Hayes has been executive director of Kitsap Transit since 1982, when the agency took over local bus service from private operators and the city of Bremerton. During his years as director, the number of Kitsap Transit riders has increased from 600,000 in 1982 to 6.5 million last year.

"Kitsap County is blessed with incredibly talented leadership," said Bremerton Mayor Cary Bozeman. "What separates Dick Hayes is he's a skilled entrepreneur and a big-time risk taker."

When Bremerton went shopping for a buyer for a new office building that is part of its downtown renaissance, they turned to Hayes, who purchased it for Kitsap Transit.

He figures the agency can make enough money by moving into the second floor and renting out the rest of the three-story building. Starbucks has moved into the street-level space and is paying, Hayes said, the highest rent of any property in downtown Bremerton.

Hayes, 62, grew up in Seattle, attending St. Edward Seminary in Kenmore for eight years, where he majored in medieval philosophy. That, he said, makes him a killer crossword-puzzle solver.

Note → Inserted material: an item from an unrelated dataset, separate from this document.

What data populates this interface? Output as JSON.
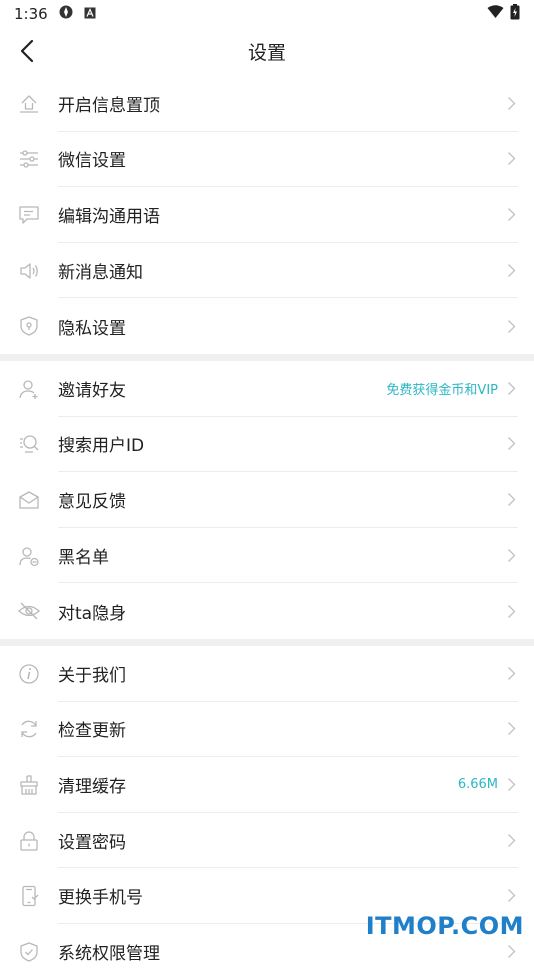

He received a master's degree in social work from the University of Washington, and he said it was then a natural move into transit. When he went to work for Tacoma Transit, he was in charge of transporting elderly and disabled passengers.

Hayes worked as acting director of Pierce Transit, but thought it was too political and jumped at the chance to move across the water to Kitsap Transit.

He acknowledged he is a risk taker and a "raving optimist." He led construction of the transportation center in Bremerton where the ferries dock, while overseeing buses throughout the agency's 340 square miles of roads.

When the ferry vote failed — an outcome he expected — he worked with Pacific Navigations, which will operate the new Bremerton route as Kitsap Ferry, and Aqua Express, which plans a passenger-ferry operation between Kingston and Seattle. With Kitsap Transit's blessing, the companies won state permits to operate passenger ferries. Kitsap Transit had exclusive rights to the routes but relinquished them to the private operators after setting service standards, which the operators must meet to keep the routes.

"I kiddingly refer to him as becoming the potential transportation czar for Puget Sound," said Darrell Bryan, general manager for Clipper Navigation, a partner in Aqua Express.

Bryan said it would have been easy for Hayes to step away from the foot-ferry battle after voters turned down the ballot measure last year, but he persevered.

"The amount of time it took to put this together is incredible," Bryan said.

Jim Boldt, spokesman for Aqua Express, said Hayes is "the antithesis of a public manager. He could be running a downtown Seattle food bank. He's committed to those folks on the Kitsap Peninsula."

There is no guarantee, of course, that the new foot ferries will make a profit, and Hayes realizes that. But he thinks having the ferry service is a gamble worth taking.

"The fast foot ferries are critical," said U.S. Rep. Norm Dicks, D-Tacoma. "[Hayes'] work was crucial to bring the private sector in. This is clearly the right think."

When not working, Hayes likes to tinker with the historic house he bought in Port Orchard, and he loves to kayak.

He watches the changes happening in Bremerton with pride, realizing some won't come easy.

"Some people are upset because of change," he said. "I've done nothing but change my whole life."